Companies like Bird see the scooters as helping The City get to its goal of having 80 percent of trips made by sustainable modes of transportation by 2030, said Carl Hanson, director of government affairs for Bird.
Hanson said the company empathizes with the community on the safety concerns brought up at the hearing and supports Peskin’s legislation:
“We do not want to see riders riding dangerously on sidewalks or riding at sidewalks at all, parking on sidewalks in ways that present a hazard.”
A new feature being added to the Bird mobile app is for users to take a photo of how they parked the scooter on the sidewalk, said Hanson.
Supervisor Jane Kim said she had concerns about scooters she had seen tipped over in the middle of sidewalk.
Kim wanted to know if there could be a designated place to dock the scooters.
Jamie Parks with the SFMTA’s Livable Streets Division said the companies would need to come up with solutions on the possibility of a docking area.
Parks said the permit program will most likely head to the SFMTA Board of Directors at their May 1 meeting for a vote and could have the program ready by mid-May.
Peskin also took issue with Bird releasing a press release to the media last week calling that the meeting being held on Monday was an emergency meeting to ban the scooters.
Hanson said it was “bad intel” the company had received and apologized.
In Oakland, Councilwoman Rebecca Kaplan proposed Monday that the city adopt regulations to wrangle local dockless scooter and bicycle-share services.
Kaplan said the vehicles can benefit the community, but they can block wheelchairs and pedestrians, clutter sidewalks and become blight if misused.
She emphasized the importance of maintaining affordable rates, local jobs and reliable local maintenance teams to oversee the new commute option:
“We can have useful, affordable shared mobility for our community with local jobs without blocking sidewalks or encouraging chaos.”
Meanwhile, the Department of Public Works picked up 66 scooters last Friday off the streets that were reported in by the public, according to Public Works Director Mohammed Nuru.
City Attorney Dennis Herrera took his own action on Monday against all three companies with a cease and desist order alleging the companies are allowing and promoting the public to use the scooters on the sidewalk, allowing them to use the scooter without a helmet and without a driver’s license.
The state law requires the operator of an electric scooter to have a driver’s license, wear a helmet, and to only use the device on a bike lane or trail.
Herrera said in the letter:
“We cannot overstate the public safety hazard that operating motorized scooters pose on City sidewalks.
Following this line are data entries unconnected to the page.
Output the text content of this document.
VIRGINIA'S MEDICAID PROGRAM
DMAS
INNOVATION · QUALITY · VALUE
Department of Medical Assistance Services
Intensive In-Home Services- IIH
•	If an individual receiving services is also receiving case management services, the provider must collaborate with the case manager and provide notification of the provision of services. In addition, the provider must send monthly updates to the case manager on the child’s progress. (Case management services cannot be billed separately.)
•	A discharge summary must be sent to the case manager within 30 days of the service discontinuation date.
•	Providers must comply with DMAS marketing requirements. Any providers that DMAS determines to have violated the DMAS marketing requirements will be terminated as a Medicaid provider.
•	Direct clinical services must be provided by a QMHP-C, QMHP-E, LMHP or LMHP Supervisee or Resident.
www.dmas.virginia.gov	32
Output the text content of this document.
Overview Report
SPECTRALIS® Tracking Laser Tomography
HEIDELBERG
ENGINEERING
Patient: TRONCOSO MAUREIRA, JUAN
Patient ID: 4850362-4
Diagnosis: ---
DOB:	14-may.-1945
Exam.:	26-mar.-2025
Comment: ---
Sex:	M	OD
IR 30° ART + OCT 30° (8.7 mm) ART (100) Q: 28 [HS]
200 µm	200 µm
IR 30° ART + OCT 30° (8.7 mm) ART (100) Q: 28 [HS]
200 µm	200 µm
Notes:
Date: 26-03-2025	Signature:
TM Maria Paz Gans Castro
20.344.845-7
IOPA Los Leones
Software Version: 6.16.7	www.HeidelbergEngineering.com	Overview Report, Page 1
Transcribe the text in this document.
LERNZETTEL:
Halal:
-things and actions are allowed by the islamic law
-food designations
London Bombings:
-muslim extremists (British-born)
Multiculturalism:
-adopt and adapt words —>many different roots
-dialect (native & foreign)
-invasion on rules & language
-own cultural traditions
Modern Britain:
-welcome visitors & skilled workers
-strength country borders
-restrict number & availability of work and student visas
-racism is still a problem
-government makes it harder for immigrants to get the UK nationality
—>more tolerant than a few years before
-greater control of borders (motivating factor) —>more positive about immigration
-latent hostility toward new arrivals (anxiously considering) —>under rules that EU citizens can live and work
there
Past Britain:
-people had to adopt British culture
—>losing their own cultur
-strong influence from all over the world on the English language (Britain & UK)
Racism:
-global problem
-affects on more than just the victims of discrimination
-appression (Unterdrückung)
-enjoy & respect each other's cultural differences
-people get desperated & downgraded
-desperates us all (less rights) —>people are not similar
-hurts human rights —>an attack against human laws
The scooters do not display a warning sign to riders that it is unlawful to operate them on the sidewalks.”
Public Works will continue to abate the scooters if they are blocking the public right-of-way, said Herrera.
All three companies have until April 30 to address many of the safety issues outlined in Herrera’s letter.
After the committee hearing, Hanson said he was aware of the cease and desist order but had not read it yet.
Bay City News contributed information to this report.